In fact, generally only one or two of the transformations are non-zero for any given kernal.
The problem is that the transformations are applied in the inner loop, and with 50 or so transformations, branch computation becomes a significant bottleneck.
Basically I want to pick and choose which code segments to compute at a per kernal launch basis.
I think it is a matter of just trying a kernel like this. I think that you will not see a lot of overhead, since the transformations will be fast from global memory, and there is no divergence within a warp. If you do not need the value of tranformation I would make it a boolean though.
I have a kernel a bit like this that calculates 7 different averages in 1 kernel, where my grid is Nx7 big, so each block calculates a different average. That worked quite well with very little overhead.
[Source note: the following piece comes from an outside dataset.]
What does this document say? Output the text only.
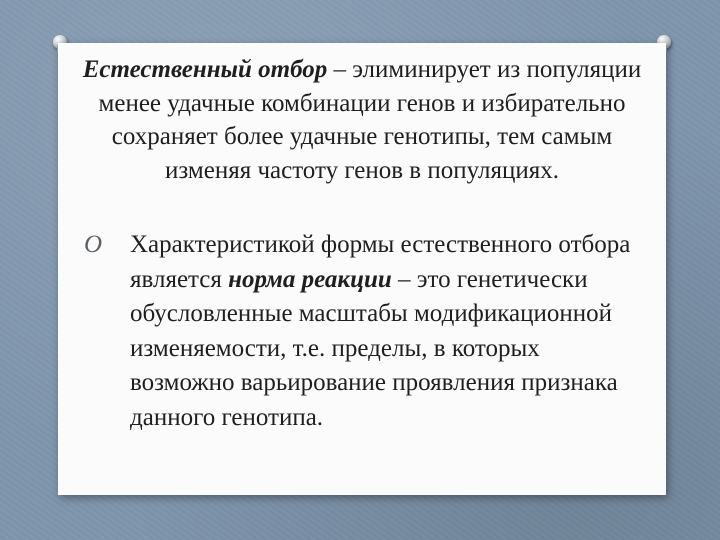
Естественный отбор – элиминирует из популяции менее удачные комбинации генов и избирательно сохраняет более удачные генотипы, тем самым изменяя частоту генов в популяциях.

O	Характеристикой формы естественного отбора является норма реакции – это генетически обусловленные масштабы модификационной изменяемости, т.е. пределы, в которых возможно варьирование проявления признака данного генотипа.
If you find that there is a lot of overhead, you might be able to get this working with a template with a lot of parameters, but that will give you a lot of code I am afraid (but an optimal kernel)
use bitmask and try to skip in packets, for example
constant unsigned long transformations;
global void kernel()
for(int i …)
if (transformations & 0xFF)
check from 0 to 7
if (transformations & 0xFF00)
check from 8 to 15
pixel/vertex shaders gets (PROBABLY) compilled (and cached) by driver when You change static branches,
for CUDA if you need real static branches, you need to do this on your own (have multiple versions of kernels already stored, or invoke nvcc and use driver api to load)
I dont think that hardware have something like ‘statich branches’ anyway.
for(int i= 0; i< 50; ++i)
if (transformation[i] != 0.0)
for(int j= 0; j< 10000; ++j)
What should happen, if the compiler performs the unroll as it’s told, is that it will do the dirty work of duplicating your code then optimize the inner switch() to run the appropriate block of code for the current i.
CUDA doesn’t have any on-the-fly optimization/self-modifying code/etc. But what’s interesting is that since OpenCL is being based on LLVM, this platform might support this kind of runtime re-optimization.
Therez a company called “sci finance” who generate automatic CUDA code according to your inputs.
THat way, “Dynamic code” generation is not a bad idea – if you are sure that you gonna get performance.
Just write to a file @ run time , compile it into CUBIN and figure out a way of launching a kernel using a “cubin” file. – I think it is possible. Some expert in this forum should be able to show the way.